More than 500,000 of the 1 million votes during the first five days were cast in New York City, according to the board. It’s the first time New York has allowed early voting locations in a presidential election and long lines were anticipated from day one. Queues remain a problem Wednesday, as one person said someone he knew spent six hours waiting in line to vote.
Still, not all polling places were completely full. One woman said she was in and out within minutes at her Brooklyn location, surprising considering the district has had the most early voting so far. Similar situations were reported in all five boroughs, but waiting in lines for hours has been much more common for most of the city’s voters.
By borough, the smallest total of early votes is in Staten Island, but compared to registered voters, turnout is 14 percent so far.
Mayor Bill de Blasio continued his attack on the city’s Board of Elections, calling for changes to be made, a day after he voted after waiting in line for hours, along with his constituents.
“It was an extraordinarily frustrating experience to be there for hours.
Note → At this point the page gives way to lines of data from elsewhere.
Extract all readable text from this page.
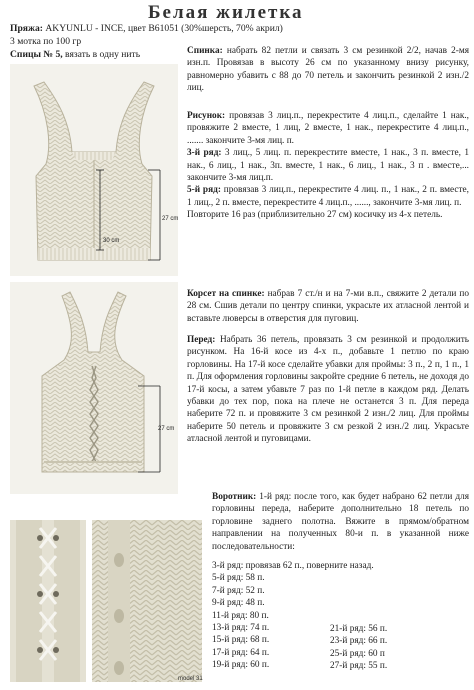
Белая жилетка
Пряжа: AKYUNLU - INCE, цвет B61051 (30%шерсть, 70% акрил)
3 мотка по 100 гр
Спицы № 5, вязать в одну нить
30 cm
27 cm
27 cm
model 31

Спинка: набрать 82 петли и связать 3 см резинкой 2/2, начав 2-мя изн.п. Провязав в высоту 26 см по указанному внизу рисунку, равномерно убавить с 88 до 70 петель и закончить резинкой 2 изн./2 лиц.

Рисунок: провязав 3 лиц.п., перекрестите 4 лиц.п., сделайте 1 нак., провяжите 2 вместе, 1 лиц, 2 вместе, 1 нак., перекрестите 4 лиц.п., ....... закончите 3-мя лиц. п.

3-й ряд: 3 лиц., 5 лиц. п. перекрестите вместе, 1 нак., 3 п. вместе, 1 нак., 6 лиц., 1 нак., 3п. вместе, 1 нак., 6 лиц., 1 нак., 3 п . вместе,... закончите 3-мя лиц.п.

5-й ряд: провязав 3 лиц.п., перекрестите 4 лиц. п., 1 нак., 2 п. вместе, 1 лиц., 2 п. вместе, перекрестите 4 лиц.п., ......, закончите 3-мя лиц. п.

Повторите 16 раз (приблизительно 27 см) косичку из 4-х петель.

Корсет на спинке: набрав 7 ст./н и на 7-ми в.п., свяжите 2 детали по 28 см. Сшив детали по центру спинки, украсьте их атласной лентой и вставьте люверсы в отверстия для пуговиц.

Перед: Набрать 36 петель, провязать 3 см резинкой и продолжить рисунком. На 16-й косе из 4-х п., добавьте 1 петлю по краю горловины. На 17-й косе сделайте убавки для проймы: 3 п., 2 п, 1 п., 1 п. Для оформления горловины закройте средние 6 петель, не доходя до 17-й косы, а затем убавьте 7 раз по 1-й петле в каждом ряд. Делать убавки до тех пор, пока на плече не останется 3 п. Для переда наберите 72 п. и провяжите 3 см резинкой 2 изн./2 лиц. Для проймы наберите 50 петель и провяжите 3 см резкой 2 изн./2 лиц. Украсьте атласной лентой и пуговицами.

Воротник: 1-й ряд: после того, как будет набрано 62 петли для горловины переда, наберите дополнительно 18 петель по горловине заднего полотна. Вяжите в прямом/обратном направлении на полученных 80-и п. в указанной ниже последовательности:

3-й ряд: провязав 62 п., поверните назад.
5-й ряд: 58 п.
7-й ряд: 52 п.
9-й ряд: 48 п.
11-й ряд: 80 п.
13-й ряд: 74 п.
15-й ряд: 68 п.
17-й ряд: 64 п.
19-й ряд: 60 п.
21-й ряд: 56 п.
23-й ряд: 66 п.
25-й ряд: 60 п
27-й ряд: 55 п.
I shouldn’t have been there, forced to wait hours and hours for early voting,” he lamented. De Blasio has pushed for more polling machines and workers, two complaints that came a day after the BOE extended early voting hours on Friday, Saturday and Sunday to include an additional nine hours.
Just north of New York City, Westchester County has also extended its early voting hours, but only 60 minutes for each day remaining.
For voters who would prefer not to cast their vote in person, Tuesday was the last day to request an absentee ballot online, by email, by fax or by mail.
New York is the largest state of more than two dozen states, including Pennsylvania, Illinois and Ohio, where voters can request an absentee ballot up to seven days before the election.
Reports of long waits at early voting sites have led to criticism that there are too few polling places. There are 280 early voting sites across the state, including 88 in New York City.
In 35 counties, there is only one early voting site.
Ulster County Executive Pat Ryan said his county has already surpassed all early votes cast in 2019 and asked his county board of elections to extend hours and add additional polling places.
“With five more days of early voting remaining, we must strengthen our efforts and do everything we can to ensure that all of our residents can vote safely and quickly,” he said.
Nassau County Executive Laura Curran has also asked the board of elections to extend its hours for the remainder of the early voting period Wednesday afternoon, saying the county “must ensure that all voters can exercise their right to vote safely and conveniently.. “
Similarly, in Rockland County, an expansion of early voting hours is being considered, but its Democratic election commissioner and Republican election commissioner are at odds, LoHud.com reported.
Early voting continues through Sunday. Election day is next Tuesday, November 3.